L’attitude des élèves
Les questions guidées font ressortir que les élèves
allemands sont plutôt détendus et plutôt heureux d’aller
à l’école. Ils sont décrits comme très
actifs au sein de cette école («Ils participent tellement
et si naturellement qu’au début c’est surprenant»).
Ils semblent, dans leur grande majorité, profiter de l’enseignement
qui leur est dispensé, mais ne pas être obnubilés,
comme c’est le cas en France, par leurs résultats scolaires.
OBJECTIFS
Nos "enquêteurs" sont, dans l’ensemble, peu loquaces sur ce
sujet. L’un d’entre eux est cependant très précis
: «Il s’agit d’enseigner avant tout des connaissances
générales en veillant à préserver un esprit
ouvert et une ambiance sympathique. On considère comme très
important d’acquérir le goût du travail (aussi important
que la méthode). L’esprit critique est très développé.

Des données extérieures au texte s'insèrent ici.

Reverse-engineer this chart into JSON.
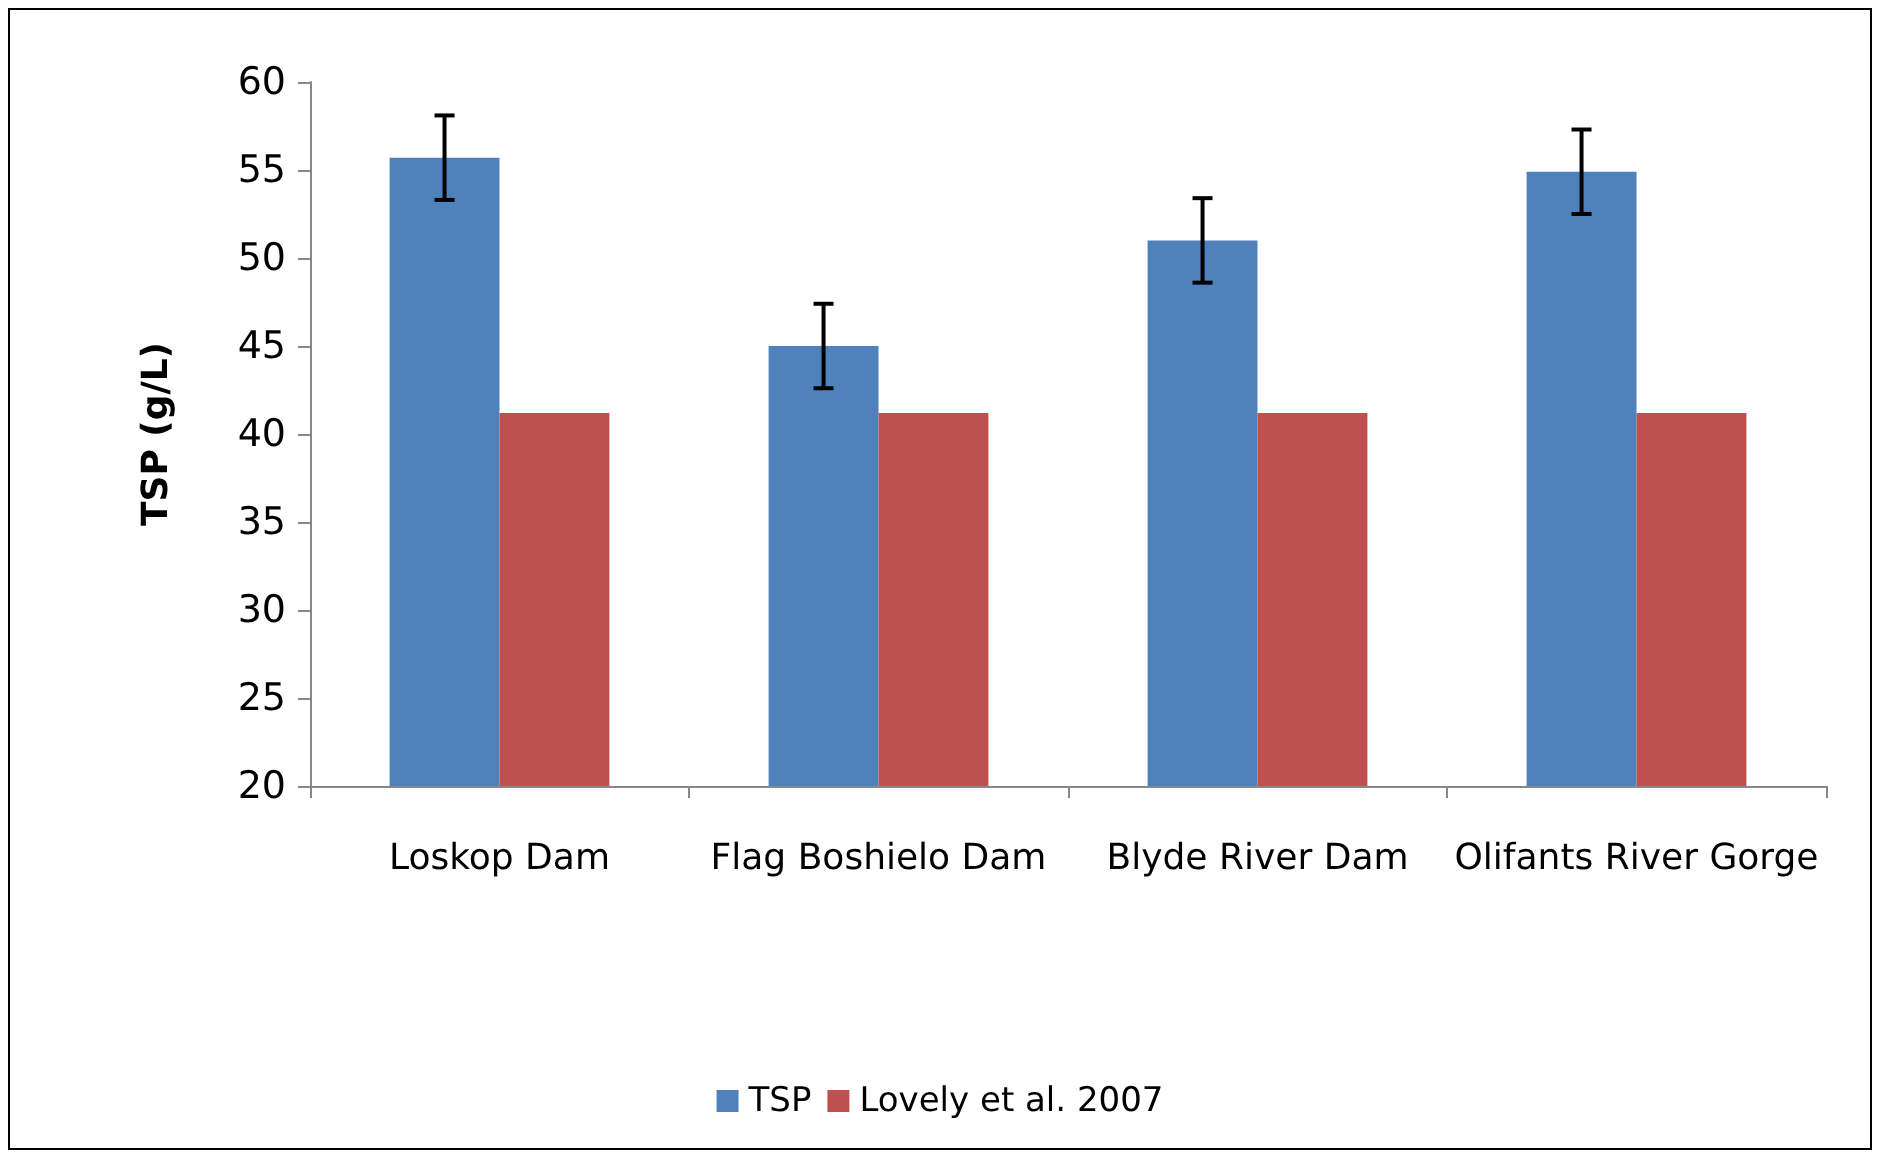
{
  "chart_data": {
    "type": "bar",
    "ylabel": "TSP (g/L)",
    "categories": [
      "Loskop Dam",
      "Flag Boshielo Dam",
      "Blyde River Dam",
      "Olifants River Gorge"
    ],
    "series": [
      {
        "name": "TSP",
        "color": "#4f81bd",
        "values": [
          55.7,
          45.0,
          51.0,
          54.9
        ],
        "errors": [
          2.4,
          2.4,
          2.4,
          2.4
        ]
      },
      {
        "name": "Lovely et al. 2007",
        "color": "#c0504d",
        "values": [
          41.2,
          41.2,
          41.2,
          41.2
        ]
      }
    ],
    "ylim": [
      20,
      60
    ],
    "yticks": [
      20,
      25,
      30,
      35,
      40,
      45,
      50,
      55,
      60
    ],
    "grid": false,
    "legend": "bottom"
  }
}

En connaissance pure, la palme revient quand même à la France.»
Niveau.
Les élèves français jugent le niveau général
bon, voire excellent. Ils sont surtout «épatés»
par le niveau artistique des jeunes Allemands, soulignant plus particulièrement
la compétence et la qualité musicale de ces derniers. Certains
s’étonnent que le niveau en philo soit moins élevé
(«ils ne vont pas toujours assez loin»), d’autres regrettent
l’absence de dissertation : «cette fameuse "dissert"
qui nous fait tant... Je crois qu’il faut la conserver».
Complémentarité par rapport à l’école
française
«Ici, on apprend à ne pas être stressé par l’école.»
«La qualité de vie d’un écolier est bien meilleure.
C’est très profitable.» «Je crois qu’en
Allemagne un jeune Français peut acquérir un vrai sens critique.
C’est d’ailleurs curieux, car je trouve les Allemands beaucoup
trop disciplinés au quotidien, et indisciplinés comme il
faut à l’école : toujours vifs, toujours piquants.»
«On ressort d’ici avec une formation plus pointue, plus spécialisée
et moins générale.»
UNE ANECDOTE
«En début d’année, nous étions 27 en
cours de maths. Notre prof s’est exclamé : "C’est impossible.
Je ne peux pas travailler dans ces conditions. Ce n’est pas pédagogique.
Je vais demander qu’on partage cette classe." Il était outré.
Nous, en France, quand on est 27, on est contents !»
AFRIQUE DU SUD
LE DIPLÔME
Deux fois par an l’élève sud-africain doit passer
une série de "Cycle tests". Ces tests sont déterminants
pour passer dans la classe supérieure. La scolarité dans
le secondaire se conclue par le passage d’un examen final : le "Matric".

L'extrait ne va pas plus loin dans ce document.